Flexible Optogenetics Implants Hack the Sense of Pain

Squishy optoelectronics should make longer-lasting implants

2 min read

Flexible Optogenetics Implants Hack the Sense of Pain
Photo: GEREAU LAB/Washington University in St.Louis

A stretchy electronic implant as small as a your fingertip can control the feeling of pain in mice. That proof of concept could pave the way for future medical implants that hack the human nervous system and offer relief for people living with chronic pain.

The new demonstration represents a huge step forward for optogenetics technology: A futuristic field of science that hacks nerve cells by genetically changing them to become responsive to light. Until now, the rigid electronic components of such implants limited their placement inside living bodies. The newest generation of stretchy, wireless electronic implants bypasses those old limitations with flexible implants that can control pain signals in the main leg nerve and spinal cord of genetically-engineered mice.

“Our eventual goal is to use this technology to treat pain in very specific locations by providing a kind of ‘switch’ to turn off the pain signals long before they reach the brain,” said Robert W. Gereau, professor of anesthesiology and director of the Washington University Pain Center at Washington University in St. Louis, in a press release.

The new devices showed they could activate nerve cells of lab mice which had been genetically modified to express the light-sensitive proteins in their sensory nerve cells. The research was detailed in the 9 November 2015 online issue of the journal Nature Biotechnology.

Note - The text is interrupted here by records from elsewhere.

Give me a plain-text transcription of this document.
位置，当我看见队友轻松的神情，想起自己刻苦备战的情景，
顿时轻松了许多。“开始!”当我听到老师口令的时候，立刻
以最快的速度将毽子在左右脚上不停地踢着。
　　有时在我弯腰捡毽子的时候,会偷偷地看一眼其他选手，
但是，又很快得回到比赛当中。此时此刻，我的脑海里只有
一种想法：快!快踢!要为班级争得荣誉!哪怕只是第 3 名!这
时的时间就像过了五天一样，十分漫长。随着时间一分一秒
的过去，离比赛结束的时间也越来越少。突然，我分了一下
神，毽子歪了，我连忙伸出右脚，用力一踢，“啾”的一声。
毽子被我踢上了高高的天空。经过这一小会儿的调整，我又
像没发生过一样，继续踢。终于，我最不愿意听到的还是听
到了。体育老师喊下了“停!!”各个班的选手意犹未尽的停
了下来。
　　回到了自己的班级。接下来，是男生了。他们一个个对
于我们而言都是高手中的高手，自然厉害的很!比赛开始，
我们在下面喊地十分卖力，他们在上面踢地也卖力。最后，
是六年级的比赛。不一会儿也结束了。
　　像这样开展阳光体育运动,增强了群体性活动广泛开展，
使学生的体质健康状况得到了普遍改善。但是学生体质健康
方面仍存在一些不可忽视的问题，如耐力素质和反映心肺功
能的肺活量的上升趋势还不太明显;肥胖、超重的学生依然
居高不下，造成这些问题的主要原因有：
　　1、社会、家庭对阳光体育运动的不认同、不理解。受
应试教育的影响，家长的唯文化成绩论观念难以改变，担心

That demonstration mainly showed how the optogenetic devices could activate the sensation of pain for such mice, but it could also theoretically block the sensation of pain. Eventually, gene therapy that modifies the nerve cells of humans could possibly enable optogenetics to help people suffering from chronic pain.

In this case, researchers in South Korea and the United States created a flexible device that is 0.7 millimeters thick, 3.8 millimeters wide, and 6 millimeters long. Simple sutures could hold its soft, stretchable body in place near the peripheral nerves and in the spinal cords of mice. By comparison, rigid versions of such devices had to be anchored to bone. (The study’s list of coauthors includes John Rogers, a materials scientist and engineer at the University of Illinois whose lab has pioneered many examples of biocompatible flexible electronics.)

The stretchy implant—weighing just 16 milligrams—contains a microLED to emit light signals and a radio-frequency antenna to wirelessly power the device. A polyimide and silicone elastomer casing make the whole implant flexible. Altogether, the new implants are one-fifth as thin; 10 times more stretchable; 10,000 times softer; and 10 million times more flexible than previous versions of such technology.

The technology is not ready for human clinical trials just yet. But the devices already demonstrated a certain durability and robustness during the mouse experiments that bodes well for the future. About 76 percent of the implants used in the mice were still functional after a week. Two of the devices continued to show reliable activation at least once per month for up to half a year after being implanted.

The new implants were also made using technology that is compatible with existing manufacturing methods in the electronics industry, researchers pointed out. That means it should be cost-effective to make large numbers of such devices.

Past studies have already shown how a laser or LED light can control a fly’s heart rate or artificially activate happy-memory neurons in mice to protect them from stress. But many older optogenetic devices were extremely clunky with protruding wires and bulky bodies. Earlier this year, a Stanford University lab had demonstrated a wireless but rigid version of the optogenetic technology for hacking the brains of mice.